Bundan bin yıl öncesi Anadolu:(1012) Anadolu Hıristiyan
Bizans egemenliği altında yaşıyorken 1071’de Türkler akın akın Anadolu’yu
kuşatmaya başlamıştır. En büyük Türk Devleti öncelikle Avrupa Hun Devleti
olmuştur. Onun bölünmesinden sonraki büyük devlet de Selçuklu Devleti olmuştur.
Selçuklu İslam’a en çok hizmet vermiş ve âlim yetiştirmiş devlettir. Moğol
istilası altında iken; Bahaeddin Veled, Mevlana Celaleddin-i Rumi, Muhammed
Şems-i Tebrizi, Aslanlı Hünkâr Hacı Bektaşi Veli, Taptuk Emre, Yunus Emre ve
ismini zikredemediğimiz niceleri… Onların İslam’a olan hizmetlerinin binde
birini bu gün yapan var mı? Yok! Demek ki her yıl bir kayıpla küçülerek devam
etmiş İslam âlimliği bin yılda bir tane kalmamış…
Günümüze gelelim: H.Z. Mevlana ve Yunus Emre torunları olan
bizler İslam’ı onlar kadar yaşayabiliyor muyuz? Hayır! Onların ibadet yaşamının
yine binde birine sahip değiliz. Olmamakla beraber Avrupa’yı Müslüman yapma
kahramanlığı peşinde koşuyoruz. Aslında İslam’a zulmettiğimizin farkında bile
değiliz. Kim hakkıyla namazınız eda ediyor, kim Ramazan ayı dışında nafile
orucu tutuyor, en azından pazartesi-perşembe oruçlarına kim devam ediyor? Kırk
gün inzivaya çekilerek Kur’an- Kerim ile tespih ile zikir ile meşgul olmuş olan
atalarımız hürmetine kaç gece iki rekât fazla namaz kılıyoruz?
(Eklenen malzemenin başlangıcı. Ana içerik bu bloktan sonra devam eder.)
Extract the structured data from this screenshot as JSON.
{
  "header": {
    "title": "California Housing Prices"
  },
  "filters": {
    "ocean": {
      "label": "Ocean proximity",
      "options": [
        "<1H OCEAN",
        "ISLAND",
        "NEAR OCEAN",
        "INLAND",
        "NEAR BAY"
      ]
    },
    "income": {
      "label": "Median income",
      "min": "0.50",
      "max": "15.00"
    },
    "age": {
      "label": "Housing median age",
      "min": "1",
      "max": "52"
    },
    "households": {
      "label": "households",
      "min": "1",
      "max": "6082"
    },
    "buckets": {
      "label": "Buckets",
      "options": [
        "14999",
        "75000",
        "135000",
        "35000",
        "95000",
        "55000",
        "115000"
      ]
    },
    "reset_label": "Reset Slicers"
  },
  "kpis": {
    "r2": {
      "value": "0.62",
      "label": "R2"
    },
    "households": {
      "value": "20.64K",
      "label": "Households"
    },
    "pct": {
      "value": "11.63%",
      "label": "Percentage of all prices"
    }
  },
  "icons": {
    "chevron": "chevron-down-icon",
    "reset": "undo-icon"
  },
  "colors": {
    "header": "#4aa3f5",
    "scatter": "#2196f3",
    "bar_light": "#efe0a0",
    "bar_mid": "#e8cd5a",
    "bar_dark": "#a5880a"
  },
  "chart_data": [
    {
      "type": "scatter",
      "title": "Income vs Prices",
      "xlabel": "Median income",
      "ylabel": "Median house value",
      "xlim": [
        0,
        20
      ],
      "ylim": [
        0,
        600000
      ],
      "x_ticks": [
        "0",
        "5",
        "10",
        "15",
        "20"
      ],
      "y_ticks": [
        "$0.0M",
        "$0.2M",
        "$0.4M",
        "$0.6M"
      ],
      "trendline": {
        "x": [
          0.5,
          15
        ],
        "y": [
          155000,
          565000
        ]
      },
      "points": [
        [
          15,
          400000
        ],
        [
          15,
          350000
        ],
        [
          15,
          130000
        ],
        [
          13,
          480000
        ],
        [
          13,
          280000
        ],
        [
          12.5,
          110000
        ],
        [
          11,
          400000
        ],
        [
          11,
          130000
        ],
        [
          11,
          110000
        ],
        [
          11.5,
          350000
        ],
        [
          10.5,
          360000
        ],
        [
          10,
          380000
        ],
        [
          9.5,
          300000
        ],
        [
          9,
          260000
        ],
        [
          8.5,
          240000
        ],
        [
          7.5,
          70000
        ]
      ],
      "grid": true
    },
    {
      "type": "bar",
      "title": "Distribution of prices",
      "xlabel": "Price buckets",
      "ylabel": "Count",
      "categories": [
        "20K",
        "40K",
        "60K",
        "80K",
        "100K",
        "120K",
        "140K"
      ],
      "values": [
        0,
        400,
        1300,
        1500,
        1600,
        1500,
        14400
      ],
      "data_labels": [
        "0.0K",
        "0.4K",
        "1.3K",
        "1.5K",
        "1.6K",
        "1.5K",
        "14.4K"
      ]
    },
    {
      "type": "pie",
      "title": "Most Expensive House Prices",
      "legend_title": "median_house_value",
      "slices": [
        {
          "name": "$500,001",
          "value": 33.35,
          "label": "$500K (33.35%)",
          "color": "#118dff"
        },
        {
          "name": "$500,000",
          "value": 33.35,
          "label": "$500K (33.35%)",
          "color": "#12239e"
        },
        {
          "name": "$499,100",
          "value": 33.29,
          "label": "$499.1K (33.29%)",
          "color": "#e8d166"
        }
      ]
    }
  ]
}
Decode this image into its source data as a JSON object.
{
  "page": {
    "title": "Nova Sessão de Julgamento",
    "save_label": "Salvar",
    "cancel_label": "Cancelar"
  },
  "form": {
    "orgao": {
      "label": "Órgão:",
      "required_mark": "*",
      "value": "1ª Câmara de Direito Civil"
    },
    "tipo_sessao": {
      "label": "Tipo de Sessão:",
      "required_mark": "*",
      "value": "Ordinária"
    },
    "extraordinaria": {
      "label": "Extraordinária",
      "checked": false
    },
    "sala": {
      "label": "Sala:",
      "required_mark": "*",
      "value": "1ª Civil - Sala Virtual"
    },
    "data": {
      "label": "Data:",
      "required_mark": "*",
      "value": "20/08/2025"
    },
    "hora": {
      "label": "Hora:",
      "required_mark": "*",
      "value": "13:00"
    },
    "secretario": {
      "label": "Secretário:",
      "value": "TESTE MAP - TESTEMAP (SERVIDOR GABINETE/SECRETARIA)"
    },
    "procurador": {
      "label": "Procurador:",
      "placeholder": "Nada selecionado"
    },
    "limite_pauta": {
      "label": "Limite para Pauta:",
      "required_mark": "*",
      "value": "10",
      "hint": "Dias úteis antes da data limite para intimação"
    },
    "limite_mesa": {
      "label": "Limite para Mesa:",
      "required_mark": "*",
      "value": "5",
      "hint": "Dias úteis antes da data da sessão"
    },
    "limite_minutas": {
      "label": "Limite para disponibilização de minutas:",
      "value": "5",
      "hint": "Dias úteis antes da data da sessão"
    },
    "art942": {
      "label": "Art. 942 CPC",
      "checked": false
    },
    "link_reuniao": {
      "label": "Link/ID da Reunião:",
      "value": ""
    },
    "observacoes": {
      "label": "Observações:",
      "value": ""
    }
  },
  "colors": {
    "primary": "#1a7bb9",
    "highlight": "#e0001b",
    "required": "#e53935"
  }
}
Bunları yerine
getirmediğimiz gibi çok biliyor muşuz gibi bir de yergi peşindeyiz! Bir
zikreden görsek: “Aaa şunlara bak Hû Hû diye kafa sallıyorlar...” Diyoruz. Doğru ne bileceksin Hû’nun Allah(C.C.) demek
olduğunu…
Günümüzü anlata anlata bitiremem gidelim bin yıl sonrasına:
Müslüman Avrupa toplumları İslam’ın emir ve yasaklarını beğenmemiştir. Zina
haram, içki haram böyle olmaz diyerek Osmanlı Devleti’nin son zamanlarında
ortaya çıkan sahte şeyhülislamlar gibi yalan fetvalar verilmeye başlanır. İçki
birkaç yudum serbest olur, kişi eğer bekâr ise ve ihtiyacı varsa kerhaneye
gidebilir izinleri çıkar. Sonunda yüzlerce mezhep, binlerce şeyh dünyayı
donatır. İşte o zaman yani H.Z. Muhammed(S.A.V.) ahir zaman tam anlamıyla
gelmiş olur. Öyle bir hal alır ki bir kişi evinden çıkıp Kâbe’ye gitmek istese
fakat giderken yol üzerindeki evliyaların(sözde) mezarlarını ziyaret etmek
istese yolda ömrü biter yetişemez… O kadar çok âlim adında cahil dolar
dünyamız…
Bin yıl sonrasını hazırlamak kendi elimizde, birilerini imana
getirmekten evvel kendi imanımızı tam isabetli hale getirmemiz gerekiyor. Allah(C.C.)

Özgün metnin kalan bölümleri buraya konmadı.